While growing up I managed to be very busy with things other than preparing food. Writing scripts for dramas. Teaching my brother to read. Working at a calendar warehouse. Cleaning the bathroom. Besides, my sisters always seemed to want to cook, and it was like their special talent.

Between fear, busyness, and my kindness in letting sisters shine on this one (or um, laziness??), I got married without expansive experience in the kitchen.

My mom always believed in me. “Someday you’ll be motivated, and you’ll do fine.”

To my utter shock — in spite of all my years of worrying about it — I’ve found that I can cook daily, and I actually enjoy it. Gusteau from Ratatouille says, “Anyone can cook, but only the fearless can be great.”

There’s some truth to this outside Pixar because cooking for me is about fearlessness. It’s also about creativity. A perfect challenge.
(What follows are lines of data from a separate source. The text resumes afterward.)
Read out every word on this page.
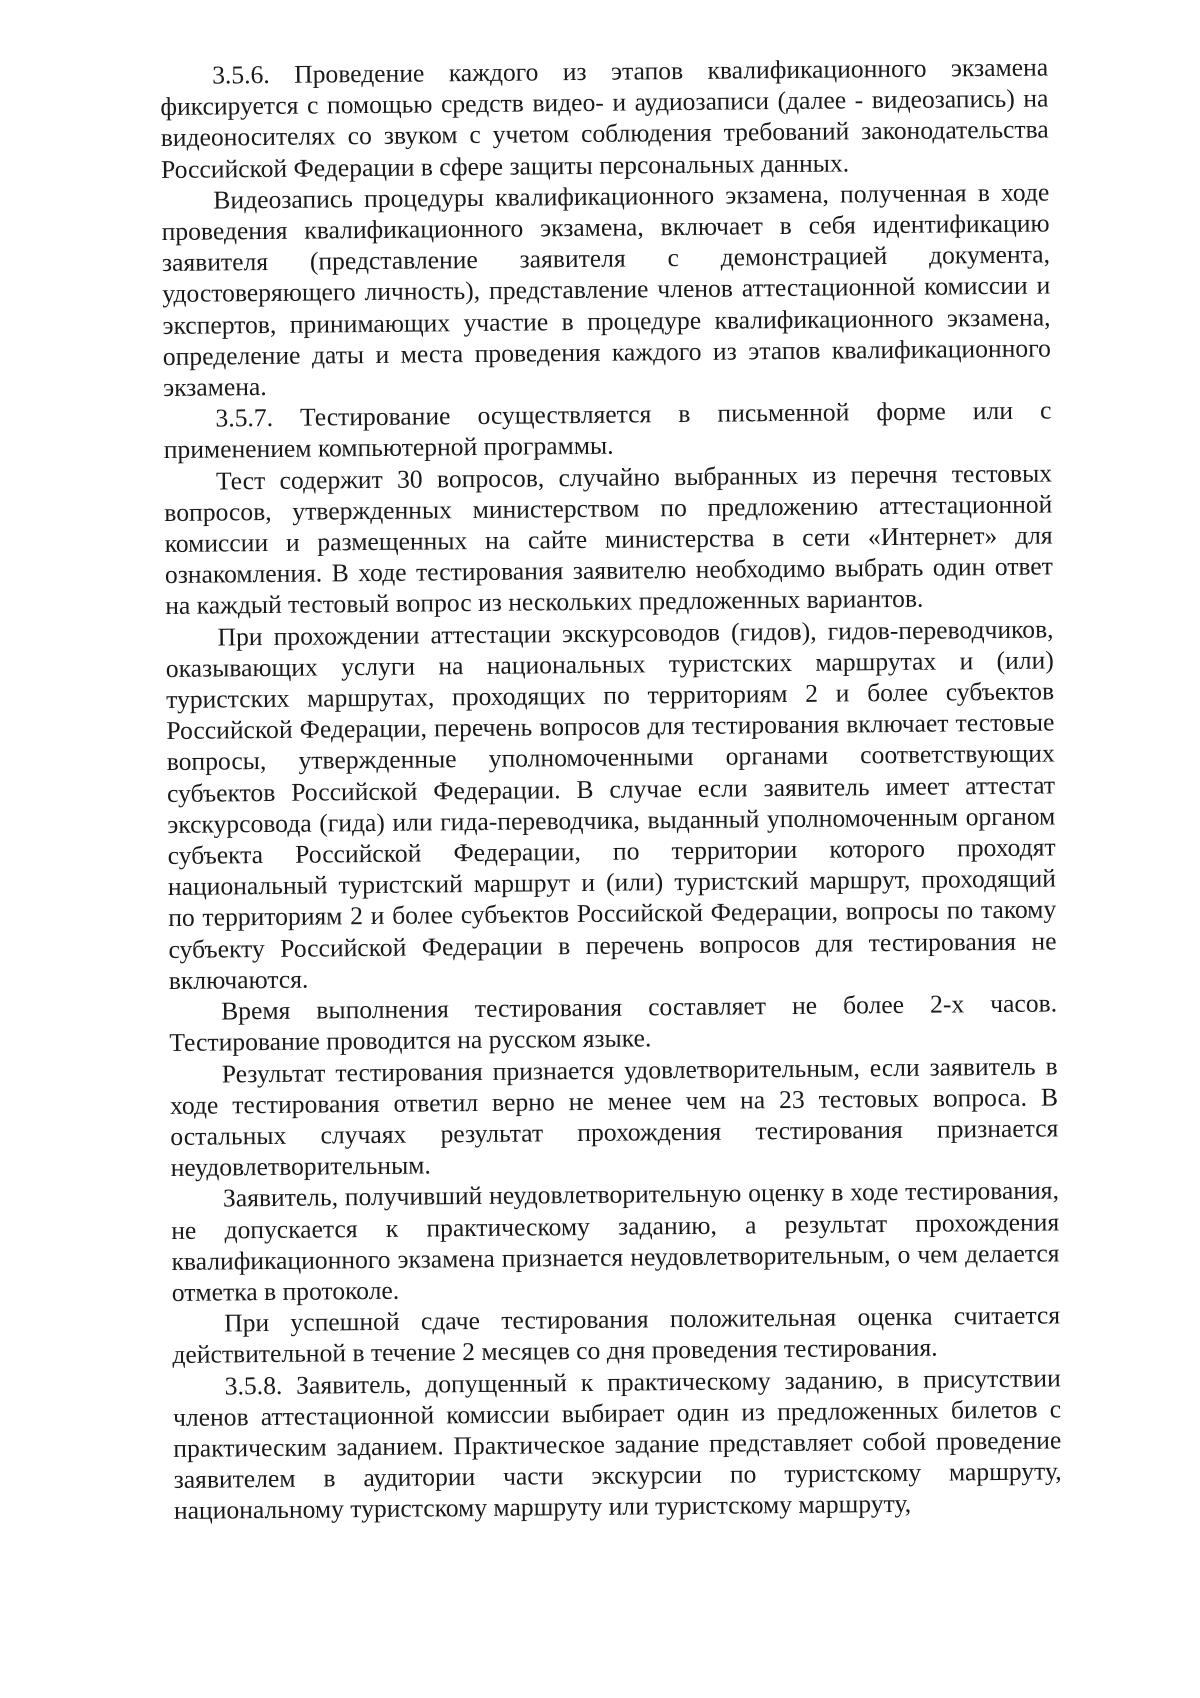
3.5.6. Проведение каждого из этапов квалификационного экзамена фиксируется с помощью средств видео- и аудиозаписи (далее - видеозапись) на видеоносителях со звуком с учетом соблюдения требований законодательства Российской Федерации в сфере защиты персональных данных.

Видеозапись процедуры квалификационного экзамена, полученная в ходе проведения квалификационного экзамена, включает в себя идентификацию заявителя (представление заявителя с демонстрацией документа, удостоверяющего личность), представление членов аттестационной комиссии и экспертов, принимающих участие в процедуре квалификационного экзамена, определение даты и места проведения каждого из этапов квалификационного экзамена.

3.5.7. Тестирование осуществляется в письменной форме или с применением компьютерной программы.

Тест содержит 30 вопросов, случайно выбранных из перечня тестовых вопросов, утвержденных министерством по предложению аттестационной комиссии и размещенных на сайте министерства в сети «Интернет» для ознакомления. В ходе тестирования заявителю необходимо выбрать один ответ на каждый тестовый вопрос из нескольких предложенных вариантов.

При прохождении аттестации экскурсоводов (гидов), гидов-переводчиков, оказывающих услуги на национальных туристских маршрутах и (или) туристских маршрутах, проходящих по территориям 2 и более субъектов Российской Федерации, перечень вопросов для тестирования включает тестовые вопросы, утвержденные уполномоченными органами соответствующих субъектов Российской Федерации. В случае если заявитель имеет аттестат экскурсовода (гида) или гида-переводчика, выданный уполномоченным органом субъекта Российской Федерации, по территории которого проходят национальный туристский маршрут и (или) туристский маршрут, проходящий по территориям 2 и более субъектов Российской Федерации, вопросы по такому субъекту Российской Федерации в перечень вопросов для тестирования не включаются.

Время выполнения тестирования составляет не более 2-х часов. Тестирование проводится на русском языке.

Результат тестирования признается удовлетворительным, если заявитель в ходе тестирования ответил верно не менее чем на 23 тестовых вопроса. В остальных случаях результат прохождения тестирования признается неудовлетворительным.

Заявитель, получивший неудовлетворительную оценку в ходе тестирования, не допускается к практическому заданию, а результат прохождения квалификационного экзамена признается неудовлетворительным, о чем делается отметка в протоколе.

При успешной сдаче тестирования положительная оценка считается действительной в течение 2 месяцев со дня проведения тестирования.

3.5.8. Заявитель, допущенный к практическому заданию, в присутствии членов аттестационной комиссии выбирает один из предложенных билетов с практическим заданием. Практическое задание представляет собой проведение заявителем в аудитории части экскурсии по туристскому маршруту, национальному туристскому маршруту или туристскому маршруту,
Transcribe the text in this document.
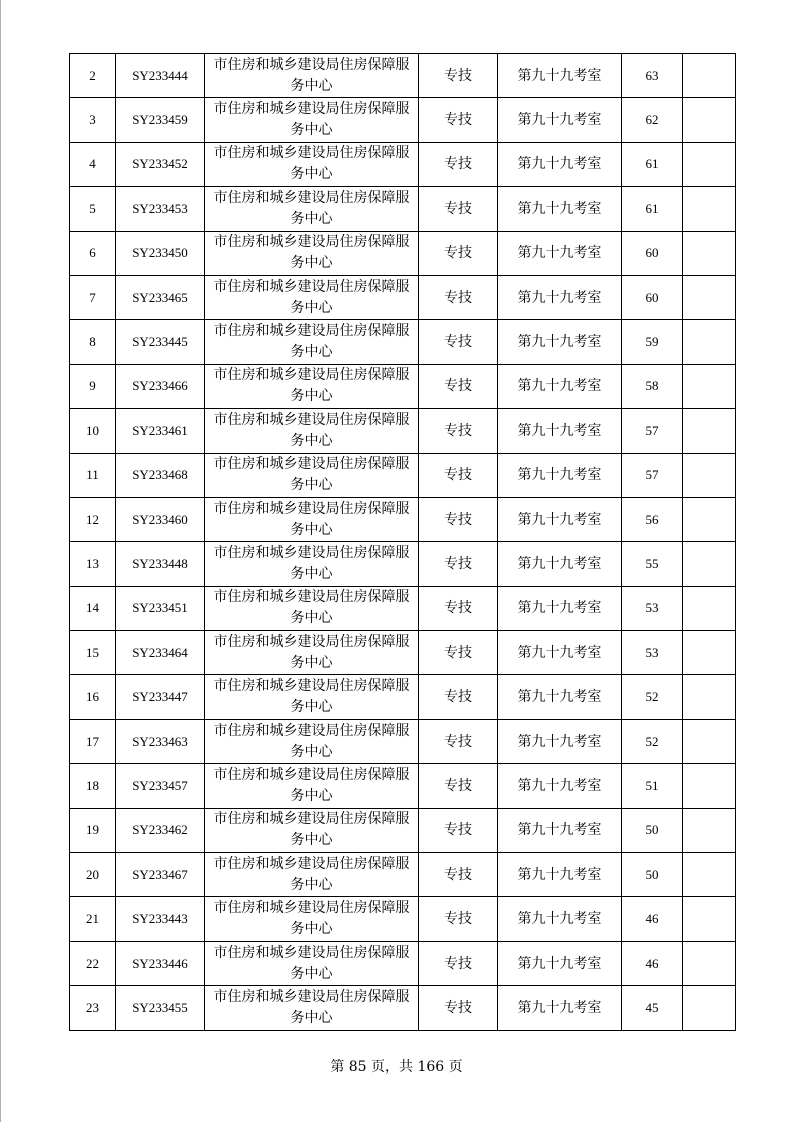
2	SY233444	市住房和城乡建设局住房保障服务中心	专技	第九十九考室	63	
3	SY233459	市住房和城乡建设局住房保障服务中心	专技	第九十九考室	62	
4	SY233452	市住房和城乡建设局住房保障服务中心	专技	第九十九考室	61	
5	SY233453	市住房和城乡建设局住房保障服务中心	专技	第九十九考室	61	
6	SY233450	市住房和城乡建设局住房保障服务中心	专技	第九十九考室	60	
7	SY233465	市住房和城乡建设局住房保障服务中心	专技	第九十九考室	60	
8	SY233445	市住房和城乡建设局住房保障服务中心	专技	第九十九考室	59	
9	SY233466	市住房和城乡建设局住房保障服务中心	专技	第九十九考室	58	
10	SY233461	市住房和城乡建设局住房保障服务中心	专技	第九十九考室	57	
11	SY233468	市住房和城乡建设局住房保障服务中心	专技	第九十九考室	57	
12	SY233460	市住房和城乡建设局住房保障服务中心	专技	第九十九考室	56	
13	SY233448	市住房和城乡建设局住房保障服务中心	专技	第九十九考室	55	
14	SY233451	市住房和城乡建设局住房保障服务中心	专技	第九十九考室	53	
15	SY233464	市住房和城乡建设局住房保障服务中心	专技	第九十九考室	53	
16	SY233447	市住房和城乡建设局住房保障服务中心	专技	第九十九考室	52	
17	SY233463	市住房和城乡建设局住房保障服务中心	专技	第九十九考室	52	
18	SY233457	市住房和城乡建设局住房保障服务中心	专技	第九十九考室	51	
19	SY233462	市住房和城乡建设局住房保障服务中心	专技	第九十九考室	50	
20	SY233467	市住房和城乡建设局住房保障服务中心	专技	第九十九考室	50	
21	SY233443	市住房和城乡建设局住房保障服务中心	专技	第九十九考室	46	
22	SY233446	市住房和城乡建设局住房保障服务中心	专技	第九十九考室	46	
23	SY233455	市住房和城乡建设局住房保障服务中心	专技	第九十九考室	45	
第 85 页，共 166 页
Week 1: Back in July, week one of our marriage and setting up house didn’t require cooking because we were prepping for my sister’s wedding. We weren’t even home but busy eating bbq with the family, street tacos with the other bridesmaids, or honey badger sausage appetizers at the rehearsal dinner.

Week 2: I got really sick, and Luke did all the cooking. He’s lived on his own for years so he took great care of us.

Week 3: I ripped tags off new tools and googled everything (I’d be embarrassed if you could see my search history). And made a bunch of rich recipes with brie cheese, and much to my great satisfaction, no one who has eaten at my house ever got food poisoning to my knowledge. I photographed every plate for an Instagram accountability group with my sisters.

Week 4: Luke went back to school, and I fully took the reigns of shopping and food prep.

Week 5: I realized I like cooking because recipes are just guidelines. I check for times and temperatures and the basic idea, but then I sometimes go off script like I am writing a story. It brings so much relief to use the right side of my brain! It’s fun. And Luke–praise the Lord–is an easy crowd.

My crash course in cooking from scratch has taught me a lot. God doesn’t want me to be afraid of a potential grease fire or a sensitive smoke alarm. He also doesn’t want me to measure my culinary art against others’ cooking (or food photography).

It’s definitely a journey. A journey that involves a lot more googling. I’m not sure where it will end up … serving even when I get tired of my new kitchen? Gourmet chef status? Learning to work around an allergy? Inviting an international over for ethnic food? Budget cuts? A cooking show?

Wherever this lifestyle takes me, I pray God is always glorified with my creative efforts, and the menus are always spiced, and the cook is always courageous.

I’d love to hear what you’ve learned in your cooking ventures!